Wednesday 11 December 2019

Hong Kong protests perfect storm of Cantonese nativism and trade war pawn-ship


I’ve argued on this blog that the protests gripping our once fair city are more about nativism than Freedom and Democracy, yay! Sure, there are idealistic protesters.  But most of them are worried, are upset, are resentful, about mainlanders in their Cantonese city. Mandarin-speaking Chinese are not cousins; they’re “locusts”.
And just to make it a perfect storm, Trump happens to be fighting a trade war with China. Hong Kong became a pawn in the great chess game.  Coverage of Hong Kong protests in American media (and by extension western media), is ten times more extensive than coverage of other protests around the world, even as the others are more violent and deadly. And about Hong Kong it’s all the one narrative, from the left and right, from CNN to Fox: brave protesters facing up to the evil tyrant fighting for Freedom and Democracy, yay! The same tyrant that is also a serial trade and investment cheat.
Robert Lee has an interesting article in today’s Post, good article and much on point.  
I do have a couple of quibbles:

a.  Lee says that the median income of the top 10% of Hongkongers is 43 times that of the overall median of $HK16,000 per month. That would make it $HK688,000 per month or over $US 1 million per year per family. For the top 10%?? It didn’t sound right to me, and I’ve been unable to confirm it. The latest salaries survey has average monthly income for the highest paid at around $100,000 per month. For a family you’d be hard pressed to multiply that out to 688k per month.
Still, there’s no doubt Hong Kong has a very unequal income structure. Our GINI index which measures inequality is very high (=“bad”), at around 0.53, iirc.

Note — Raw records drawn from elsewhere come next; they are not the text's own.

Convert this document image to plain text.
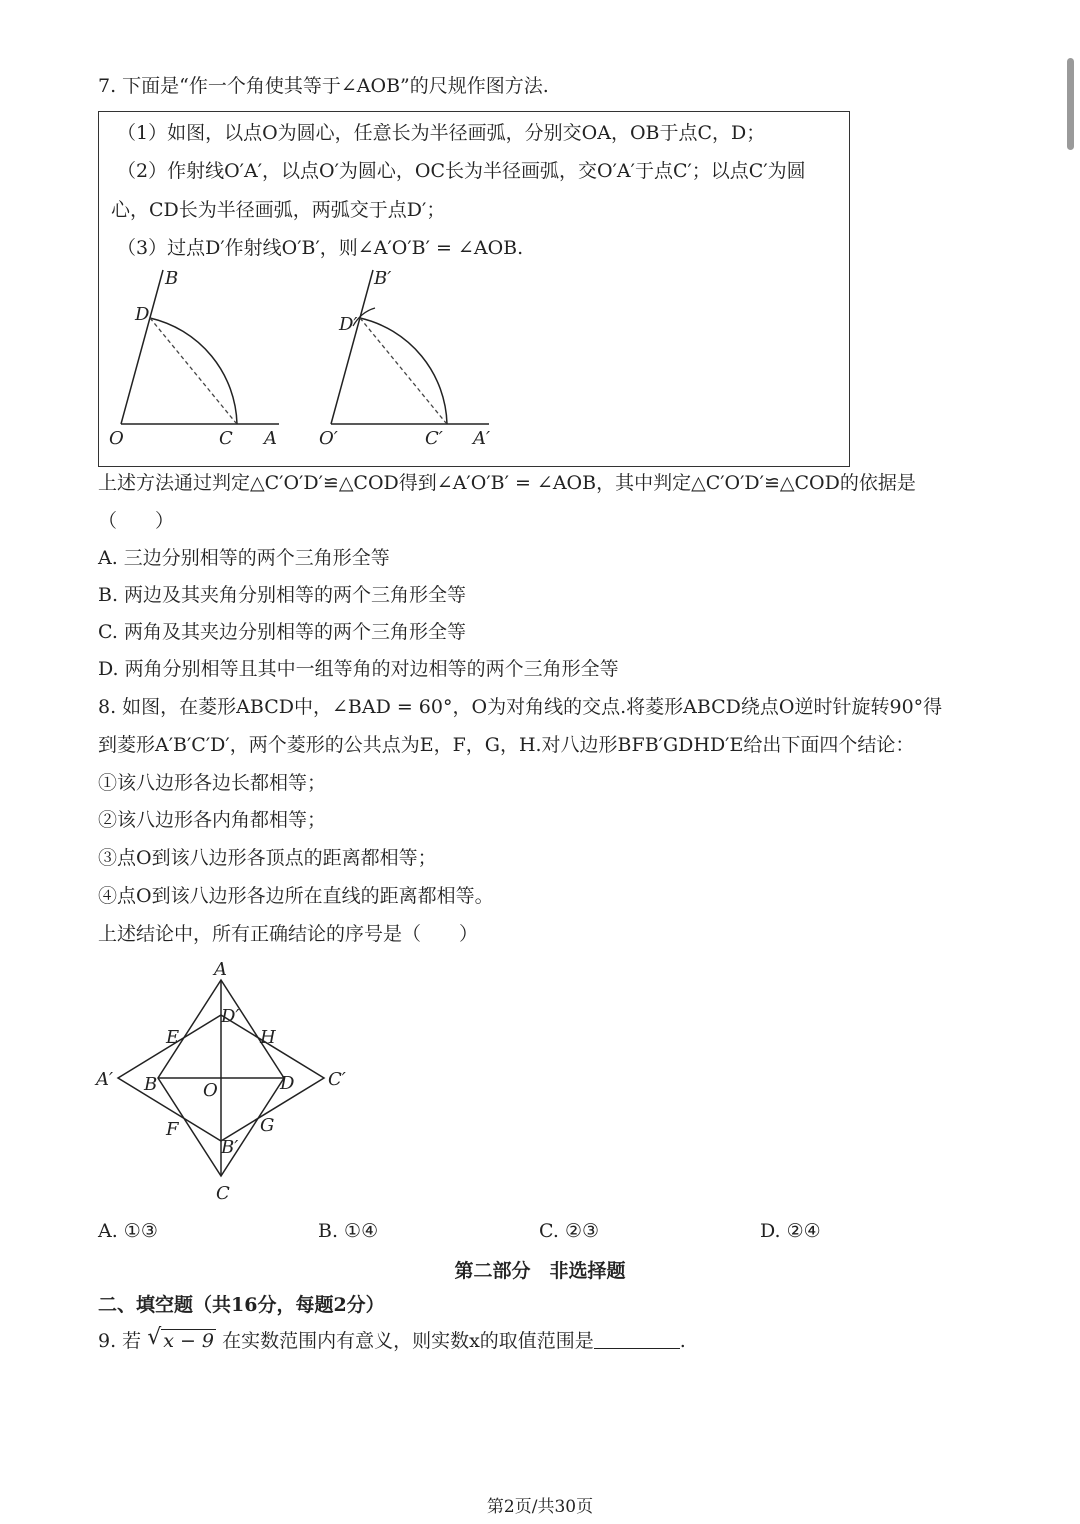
7. 下面是“作一个角使其等于∠AOB”的尺规作图方法.
（1）如图，以点O为圆心，任意长为半径画弧，分别交OA，OB于点C，D；
（2）作射线O′A′，以点O′为圆心，OC长为半径画弧，交O′A′于点C′；以点C′为圆
心，CD长为半径画弧，两弧交于点D′；
（3）过点D′作射线O′B′，则∠A′O′B′ = ∠AOB.
B
D
O	C A
B′
D′
O′	C′ A′
上述方法通过判定△C′O′D′≌△COD得到∠A′O′B′ = ∠AOB，其中判定△C′O′D′≌△COD的依据是
（　　）
A. 三边分别相等的两个三角形全等
B. 两边及其夹角分别相等的两个三角形全等
C. 两角及其夹边分别相等的两个三角形全等
D. 两角分别相等且其中一组等角的对边相等的两个三角形全等
8. 如图，在菱形ABCD中，∠BAD = 60°，O为对角线的交点.将菱形ABCD绕点O逆时针旋转90°得
到菱形A′B′C′D′，两个菱形的公共点为E，F，G，H.对八边形BFB′GDHD′E给出下面四个结论：
①该八边形各边长都相等；
②该八边形各内角都相等；
③点O到该八边形各顶点的距离都相等；
④点O到该八边形各边所在直线的距离都相等。
上述结论中，所有正确结论的序号是（　　）
A
D′
E	H
A′ B	O	D C′
F	G
B′
C
A. ①③	B. ①④	C. ②③	D. ②④
第二部分　非选择题
二、填空题（共16分，每题2分）
9. 若 √ x − 9 在实数范围内有意义，则实数x的取值范围是	.
第2页/共30页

b.  A second quibble: Lee talks of the frustrations of local young kids, their resentments at the increasing economic strength of China. All true. But he doesn’t mention that Hong Kong young kids won’t get off their butts and move for a job. They won’t even move to China.
I remember, decades ago, when I lived a and worked in China, being amazed when I visited Hong Kong, at how many people would proudly admit that they’d never visited China, let alone upped sticks and moved there. That continues to this day.
Forty years ago I accepted a job in China. Because that was where the work was. I have no patience for people, young people especially, who won’t move for a job. Hong Kong youth won’t move to a place right on their doorstep, a booming place, because their fragile sensitivities don’t accept the social system there. To that precious concern I say, screw it.